Faisant fi des mises en garde de scientifiques, le gouvernement continue de foncer tête baissée : lors des conclusions du Varenne agricole de l’eau, début février, le Premier ministre, Jean Castex, a annoncé une série de mesures pour faciliter la création de réservoirs ainsi qu’une enveloppe de 100 millions d’euros. « Les décisions restent dans le même sens, extraire toujours plus, endommager toujours plus l’environnement, en faisant croire que cela permettra une sécurisation de l’accès à l’eau, déplorait l’hydroclimatologue Florence Habets, interrogée par ReporterreCela aidera à passer les petites variabilités, et nous rendra plus vulnérables aux grandes. »

Sur le terrain, les mégabassines avancent. Fin 2021, la Coop de l’eau 79, porteuse des projets dans les Deux-Sèvres, annonçait l’achèvement de la première retenue, à Mauzé-sur-Mignon. Selon les opposants, elle serait à présent en cours de remplissage, malgré plusieurs recours judiciaires pour bloquer le processus. « Le préfet de la Vienne pousse le projet de 41 bassines dans le département et on nous apprend la construction de deux bassines dans le Berry construites en toute hâte », indique le collectif Bassines non merci dans un communiqué.

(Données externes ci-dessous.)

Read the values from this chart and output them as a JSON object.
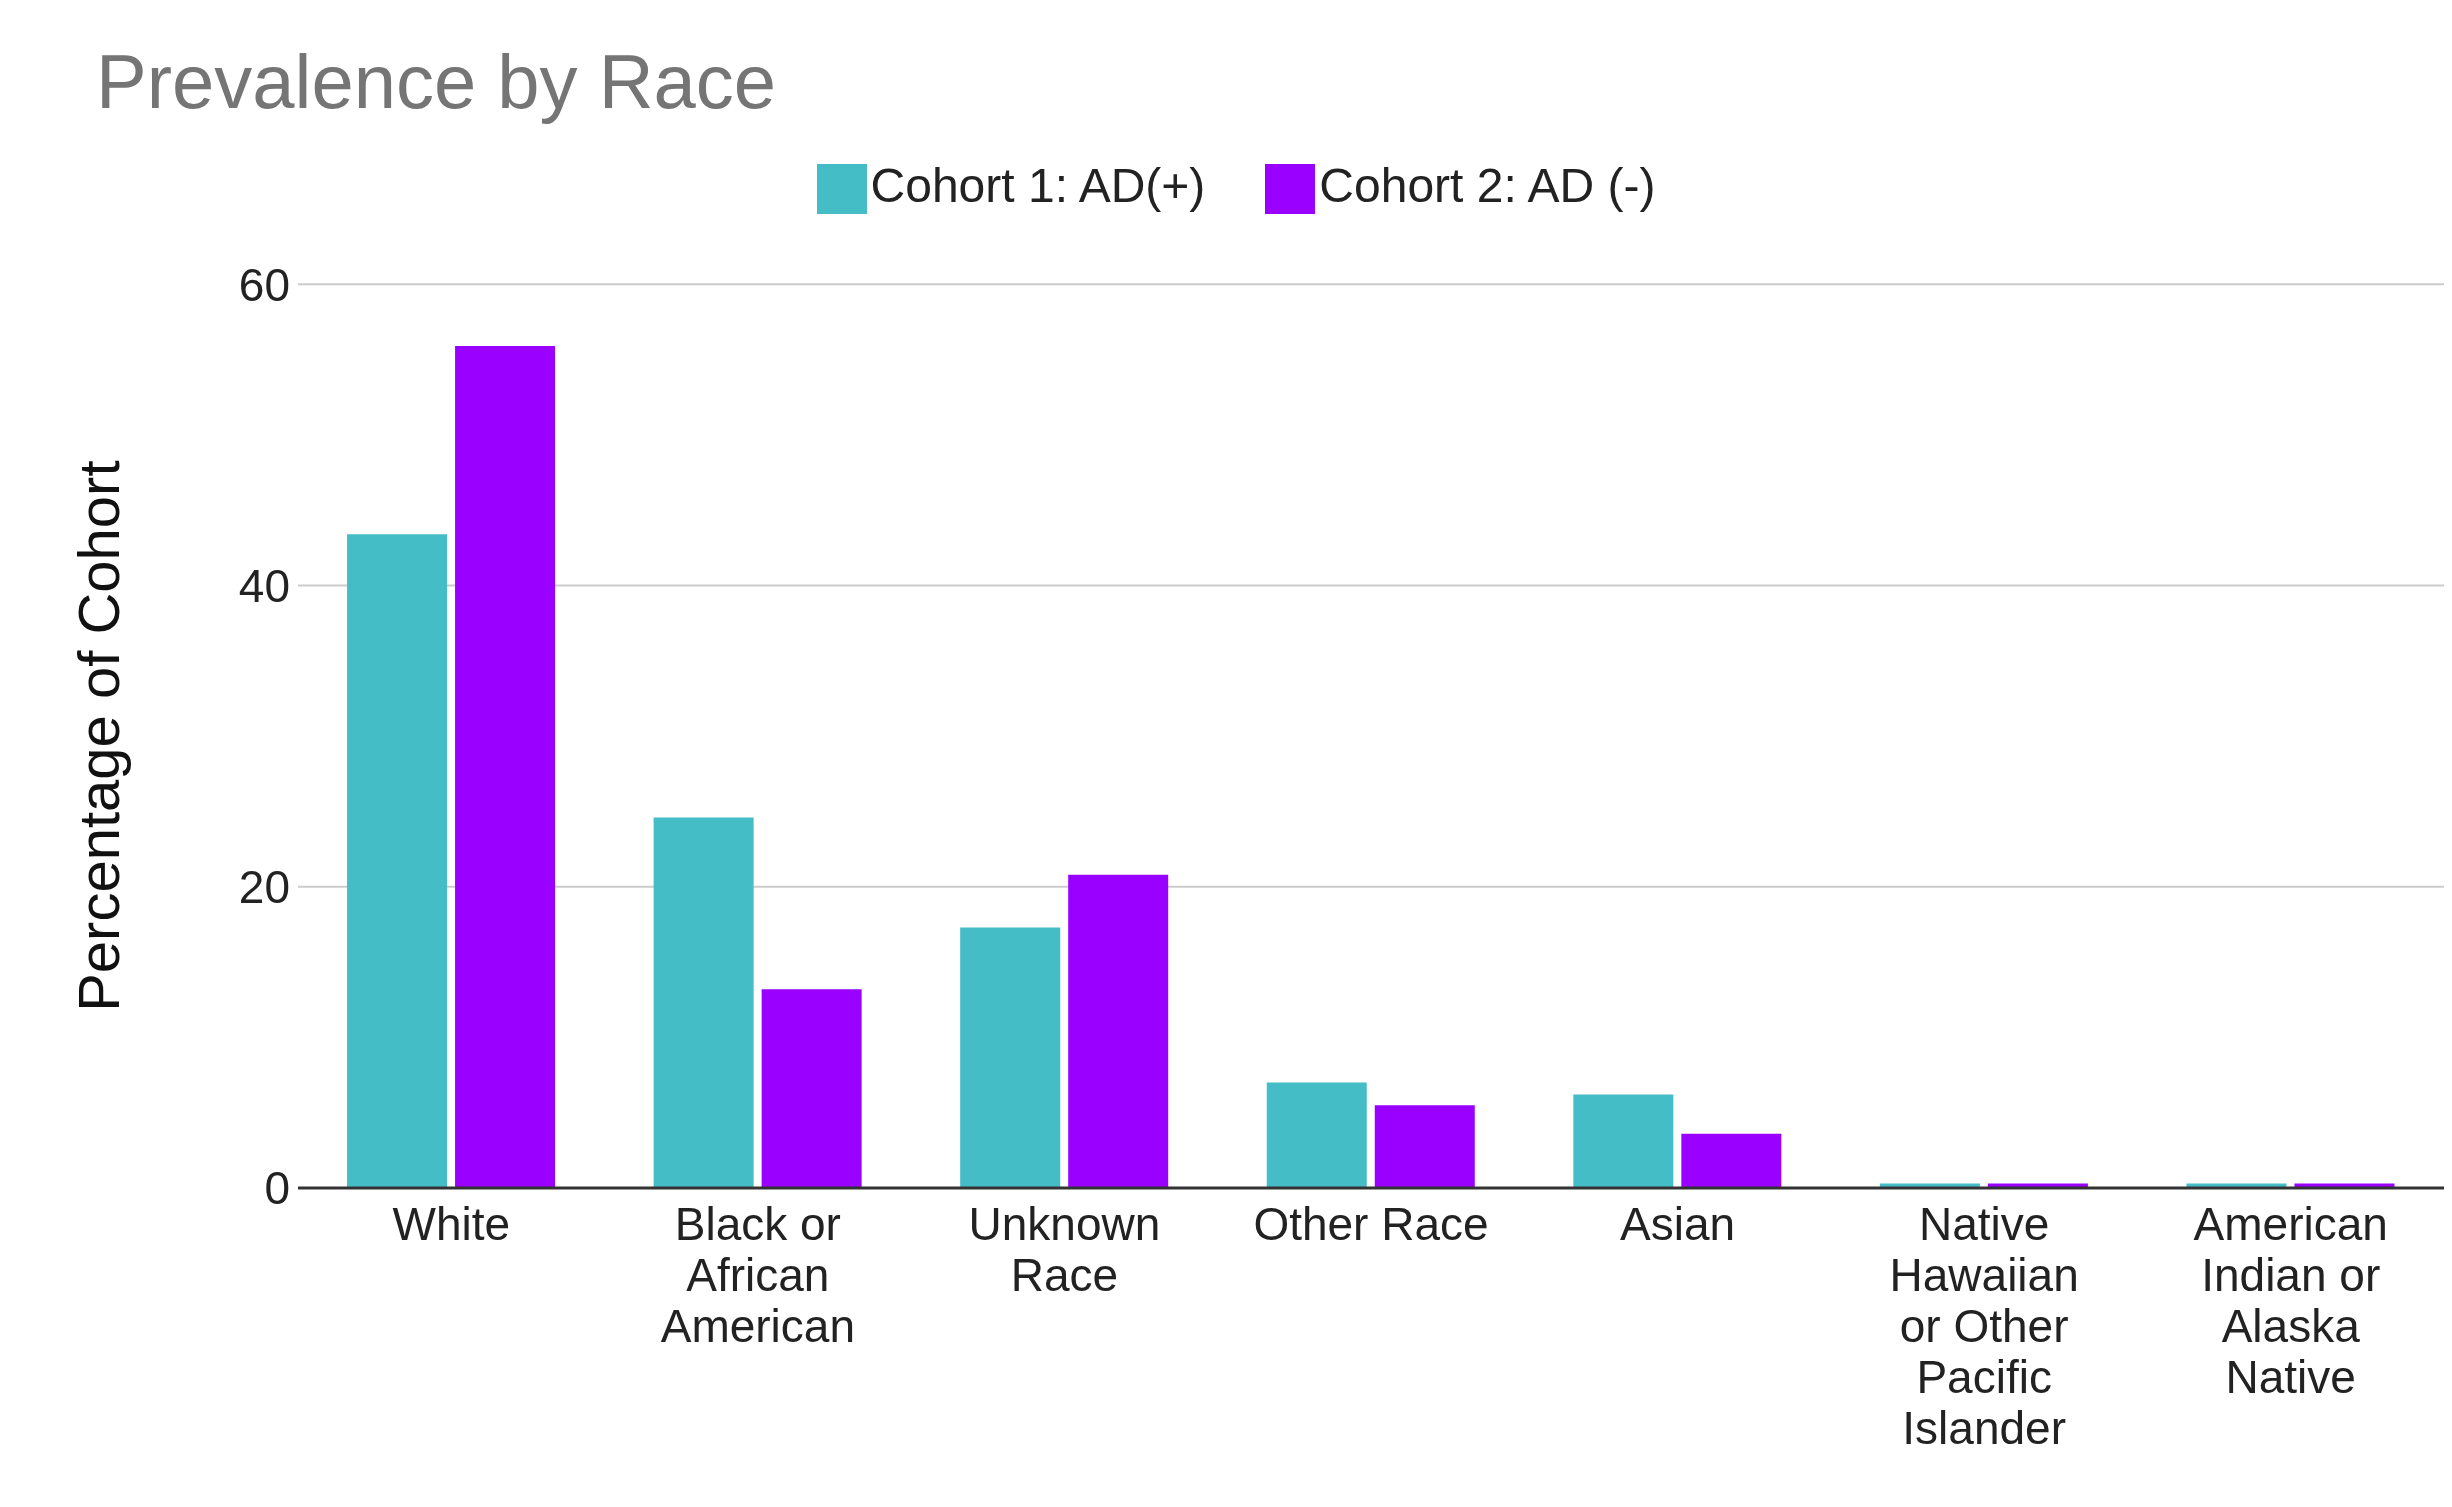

Le collectif militant et la Confédération paysanne entendent donc poursuivre la mobilisation. Dès samedi 19 février à Niort, mais surtout les 25, 26 et 27 mars lors d’un « printemps maraîchin » que Nicolas Girod espère « massif » : « Nous serons quelques semaines avant l’élection présidentielle et nous voulons peser dans le débat, dit-il. L’accès à l’eau, les choix agricoles, les choix d’alimentation qui vont avec, l’adaptation au dérèglement climatique… tout ça devrait être des sujets de premier plan dans la campagne. » Après son audition, le paysan s’attend également à un procès d’ici un an. Il espère que ce sera celui de l’agriculture intensive.